You can kind of see their point: “What, we’ve got to stay here when you’ve got everything from Bergen to the Arctic Circle to play with, possibly including the mysterious land of America Way Over There? Fight!”

And so to the 13th Century, and all-out war between Alexander of Scotland and Haakon of Norway for control of Scotland. The Battle of Largs - no winners (sea battles tend to be like that - think of Jutland) but Haakon is over-extended and skulks back to Orkney, giving up Scotland and the Western isles. Nothing much happens for a couple of hundred years, and then comes the big event, the effects of which still reverberate down to Shetland today.

It’s 1469, and the bankrupt king of Norway ,Christian, needs to sort out a bit of a political stand-off by marrying off his daughter to William, King of Scots. There’s no money for a dowery so, having already pawned Orkney to raise some gold, he does the same with Shetland.

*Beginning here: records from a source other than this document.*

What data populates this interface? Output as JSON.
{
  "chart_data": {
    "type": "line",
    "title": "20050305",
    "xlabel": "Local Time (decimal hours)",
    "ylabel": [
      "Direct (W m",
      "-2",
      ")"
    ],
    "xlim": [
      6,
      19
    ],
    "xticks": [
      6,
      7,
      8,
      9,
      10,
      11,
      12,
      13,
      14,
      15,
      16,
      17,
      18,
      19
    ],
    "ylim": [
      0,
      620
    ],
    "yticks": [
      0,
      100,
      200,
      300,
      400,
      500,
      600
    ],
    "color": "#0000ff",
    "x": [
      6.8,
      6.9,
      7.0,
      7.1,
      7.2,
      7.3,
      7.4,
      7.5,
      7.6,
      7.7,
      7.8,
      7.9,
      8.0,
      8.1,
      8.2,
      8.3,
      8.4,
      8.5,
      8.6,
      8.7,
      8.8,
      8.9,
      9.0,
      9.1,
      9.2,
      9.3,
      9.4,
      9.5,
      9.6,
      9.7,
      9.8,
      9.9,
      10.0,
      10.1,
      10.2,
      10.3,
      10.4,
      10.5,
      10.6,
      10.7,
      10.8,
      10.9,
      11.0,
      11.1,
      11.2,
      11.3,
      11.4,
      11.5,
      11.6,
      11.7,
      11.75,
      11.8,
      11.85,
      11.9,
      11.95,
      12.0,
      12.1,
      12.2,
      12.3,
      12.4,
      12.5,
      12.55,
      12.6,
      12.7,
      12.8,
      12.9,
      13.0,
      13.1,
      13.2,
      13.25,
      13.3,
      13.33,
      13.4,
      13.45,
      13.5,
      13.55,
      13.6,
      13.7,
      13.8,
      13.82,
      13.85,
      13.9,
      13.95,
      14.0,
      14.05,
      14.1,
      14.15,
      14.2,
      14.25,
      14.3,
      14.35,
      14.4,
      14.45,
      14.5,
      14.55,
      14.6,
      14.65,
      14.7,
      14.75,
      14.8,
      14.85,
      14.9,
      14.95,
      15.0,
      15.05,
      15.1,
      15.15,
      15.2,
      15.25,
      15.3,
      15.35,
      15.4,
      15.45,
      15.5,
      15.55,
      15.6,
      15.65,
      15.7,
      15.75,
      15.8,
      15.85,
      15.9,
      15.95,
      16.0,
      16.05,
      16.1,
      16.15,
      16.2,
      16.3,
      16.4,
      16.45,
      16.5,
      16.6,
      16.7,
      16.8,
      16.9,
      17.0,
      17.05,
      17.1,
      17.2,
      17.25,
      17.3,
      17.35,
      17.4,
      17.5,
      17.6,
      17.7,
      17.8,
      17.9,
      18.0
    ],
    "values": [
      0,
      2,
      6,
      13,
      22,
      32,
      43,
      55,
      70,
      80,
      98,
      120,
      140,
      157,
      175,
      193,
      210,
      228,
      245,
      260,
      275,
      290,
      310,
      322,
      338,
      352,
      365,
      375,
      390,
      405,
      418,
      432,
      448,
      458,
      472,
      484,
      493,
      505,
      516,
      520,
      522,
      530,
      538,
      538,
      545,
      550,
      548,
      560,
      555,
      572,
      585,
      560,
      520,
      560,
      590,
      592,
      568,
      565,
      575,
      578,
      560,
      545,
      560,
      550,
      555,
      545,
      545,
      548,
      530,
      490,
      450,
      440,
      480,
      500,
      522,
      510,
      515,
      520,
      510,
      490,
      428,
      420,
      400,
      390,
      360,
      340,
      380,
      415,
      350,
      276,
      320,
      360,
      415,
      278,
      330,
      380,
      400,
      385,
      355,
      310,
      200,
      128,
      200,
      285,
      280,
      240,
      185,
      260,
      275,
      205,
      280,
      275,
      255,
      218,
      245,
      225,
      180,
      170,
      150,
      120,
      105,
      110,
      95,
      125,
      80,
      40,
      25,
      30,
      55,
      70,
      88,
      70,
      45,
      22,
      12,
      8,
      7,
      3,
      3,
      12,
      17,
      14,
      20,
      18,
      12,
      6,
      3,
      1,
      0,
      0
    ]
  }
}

From this point on Shetland is essentially under Scots control, though the marriage never happens and there are frequent attempts right up until the 19th Century to redeem the pledge with large lumps of currency. Still, that’s it. Shetland becomes and remains Scottish, despite retaining a land tenure system and legal system based on Norse principles. Some today would like to claim that this means Shetland is not bound by British laws, and it is true that Udal Law still holds a certain sway on things like foreshore access and rights to driftwood. It was also deployed during a celebrated court case which came very close to denying the Crown Estate Commissioners authority over the seabed when it came to aquaculture. But not quite.

Anyway. Various Scottish lairdy folk grab Shetland (including an Earl of Morton, a Douglas from the Scottish border). Then there’s famine, fishing (loads of herring then none)more famine, more fishing, two world wars (still the hilt of the sword, still strategic, full of soldiers and naval activity), the discovery of oil and everyone lives wealthily or not so wealthily, happily and unhappily ever after.

That, my friends, is the history of Shetland. Oh, and some radical socialists get obsessed by the romance of the vikings just after World War One, seeing them as symbolic of revolutionary freedom, and start a festival where everyone dresses up, has a party and burns a galley. That’s called Up Helly Aa.

And that’s another story altogether.

Nothing much happens for a couple of hundred years, and then comes the big event, the effects of which still reverberate down to Shetland today.